Thursday, September 28, 2017

The Day the Angels Fell by Shawn Smucker - Reviewed






About the book: 

It was the summer of storms and strays and strangers. The summer that lightning struck the big oak tree in the front yard. The summer his mother died in a tragic accident. As he recalls the tumultuous events that launched a surprising journey, Samuel can still hardly believe it all happened.
After his mother's death, twelve-year-old Samuel Chambers would do anything to turn back time. Prompted by three strange carnival fortune-tellers and the surfacing of his mysterious and reclusive neighbor, Samuel begins his search for the Tree of Life--the only thing that could possibly bring his mother back. His quest to defeat death entangles him and his best friend Abra in an ancient conflict and forces Samuel to grapple with an unwelcome question: could it be possible that death is a gift?
Haunting and hypnotic, The Day the Angels Fell is a story that explores the difficult questions of life in a voice that is fresh, friendly, and unafraid. With this powerful debut, Shawn Smucker has carved out a spot for himself in the tradition of authors Madeleine L'Engle and Lois Lowry.                                               



   About Shawn Smucker:

I think everyone’s looking for a place in the world – not a physical location as much as an emotional one. Just a tiny bit of space to set up shop, to exist. 
Life hinted at where that space would be for me when I was a small boy and books picked me up and carried me away. If you came looking for me in the mid-80s you would have found me sitting on a large porch attached to a ramshackle farmhouse, reading about Narnia or the Shire, brushing away the flies, constantly saying, “Okay, mom, just one more chapter.”
But then, normal life, with all of its misleading promises and plastic desires, got in the way. I wandered. Geographically, I went to a hot city in Florida, an old village in England, and then back to Virginia. Emotionally, I traveled even further. Finally, after ten years of searching, I found stories again. Or maybe they found me.
Now I live in that place I was always trying to find. I wake up beside my beautiful wife, Maile. I make breakfast for my six children. I spend the rest of the day capturing stories, doing what Steinbeck called the impossible: trying to explain the inexplicable. Trying to transplant stories from my mind to yours.                    

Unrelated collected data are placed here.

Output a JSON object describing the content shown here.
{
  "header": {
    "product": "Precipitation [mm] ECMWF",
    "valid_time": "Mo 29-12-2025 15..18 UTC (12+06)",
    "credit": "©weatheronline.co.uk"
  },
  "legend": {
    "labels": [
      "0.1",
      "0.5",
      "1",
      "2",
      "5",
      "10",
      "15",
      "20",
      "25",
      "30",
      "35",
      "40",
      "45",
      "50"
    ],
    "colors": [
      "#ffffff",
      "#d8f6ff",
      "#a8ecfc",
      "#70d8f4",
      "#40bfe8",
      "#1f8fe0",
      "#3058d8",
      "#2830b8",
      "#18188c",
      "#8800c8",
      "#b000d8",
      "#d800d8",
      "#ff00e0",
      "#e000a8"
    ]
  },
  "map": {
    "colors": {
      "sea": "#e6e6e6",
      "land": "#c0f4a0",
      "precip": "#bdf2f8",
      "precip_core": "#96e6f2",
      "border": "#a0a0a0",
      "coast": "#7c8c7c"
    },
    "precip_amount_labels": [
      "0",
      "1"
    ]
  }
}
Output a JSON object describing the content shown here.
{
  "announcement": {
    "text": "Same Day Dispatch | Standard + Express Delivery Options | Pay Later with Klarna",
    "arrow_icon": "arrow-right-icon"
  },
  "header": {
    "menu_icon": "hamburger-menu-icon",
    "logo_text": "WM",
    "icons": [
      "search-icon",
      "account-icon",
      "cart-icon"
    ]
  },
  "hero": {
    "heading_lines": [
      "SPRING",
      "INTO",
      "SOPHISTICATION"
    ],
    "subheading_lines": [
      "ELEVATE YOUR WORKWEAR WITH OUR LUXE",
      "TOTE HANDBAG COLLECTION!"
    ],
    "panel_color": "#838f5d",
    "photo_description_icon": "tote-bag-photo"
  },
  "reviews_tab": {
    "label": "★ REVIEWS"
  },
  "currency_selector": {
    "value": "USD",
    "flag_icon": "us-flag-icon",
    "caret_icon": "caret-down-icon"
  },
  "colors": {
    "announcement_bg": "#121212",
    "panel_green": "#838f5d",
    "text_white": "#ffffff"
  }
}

Slipstream fiction definition:

Slipstream is a kind of fantastic or non-realistic fiction that crosses conventional genre boundaries between science fiction, fantasy, and literary fiction. The term slipstream was coined by cyberpunk author Bruce Sterling in an article originally published in SF Eye #5, in July 1989.

My Thoughts:

I put the definition of Slipstream above because this book has all the elements of the Slipstream genre.

This is Mr. Smucker's debut novel, although not his first published work. One of his books is Think No Evil that he co-authored about the Amish Schoolhouse Shooting in 2009, which I read when it released.

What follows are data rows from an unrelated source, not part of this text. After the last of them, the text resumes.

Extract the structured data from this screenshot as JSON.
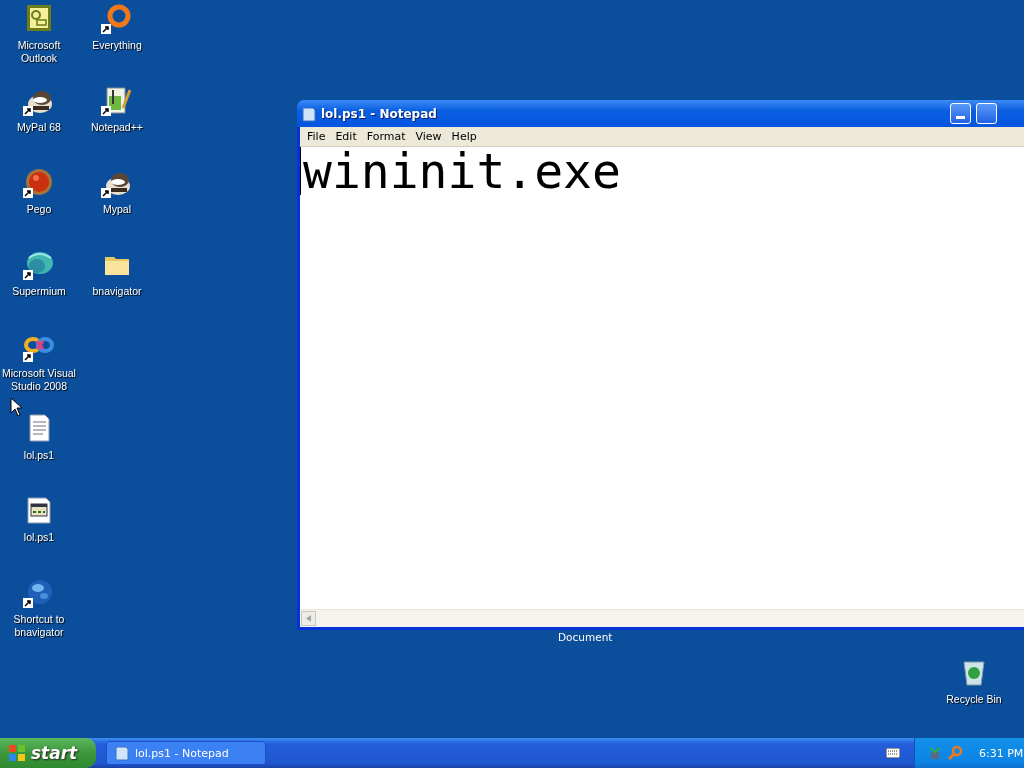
{
  "desktop_icons": [
    {
      "label": "Microsoft Outlook",
      "kind": "outlook",
      "shortcut": false
    },
    {
      "label": "MyPal 68",
      "kind": "raccoon",
      "shortcut": true
    },
    {
      "label": "Pego",
      "kind": "red-ball",
      "shortcut": true
    },
    {
      "label": "Supermium",
      "kind": "teal-globe",
      "shortcut": true
    },
    {
      "label": "Microsoft Visual Studio 2008",
      "kind": "infinity",
      "shortcut": true
    },
    {
      "label": "lol.ps1",
      "kind": "text-file",
      "shortcut": false
    },
    {
      "label": "lol.ps1",
      "kind": "script-file",
      "shortcut": false
    },
    {
      "label": "Shortcut to bnavigator",
      "kind": "blue-globe",
      "shortcut": true
    },
    {
      "label": "Everything",
      "kind": "ring",
      "shortcut": true
    },
    {
      "label": "Notepad++",
      "kind": "notepadpp",
      "shortcut": true
    },
    {
      "label": "Mypal",
      "kind": "raccoon",
      "shortcut": true
    },
    {
      "label": "bnavigator",
      "kind": "folder",
      "shortcut": false
    }
  ],
  "hidden_icon_label": "Document",
  "recycle_bin": {
    "label": "Recycle Bin"
  },
  "window": {
    "title": "lol.ps1 - Notepad",
    "active": true,
    "menu": [
      "File",
      "Edit",
      "Format",
      "View",
      "Help"
    ],
    "content": "wininit.exe"
  },
  "taskbar": {
    "start": "start",
    "tasks": [
      {
        "label": "lol.ps1 - Notepad",
        "selected": false
      }
    ],
    "clock": "6:31 PM"
  }
}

I really enjoy debut novels, but I'm not sure how I feel about this book. It's not awful, but it's not fabulous either. There was a lot of foreshadowing and symbolism, which worked for the dual allegory of working through grief and the fight of good and evil over the tree of life.

With the way the story is told it feels more like telling facts than an experience that I as the reader can experience with the characters.

I like both Sam and Abra as characters, and the teaser for the sequel was definitely appealing. I would have just liked to have heard Sam's story first, I think it would have made the story more of an experience for me as a reader.


I received a copy of this book from the publisher in exchange for a review. I was not required to write a positive review. All thoughts expressed are completely my own.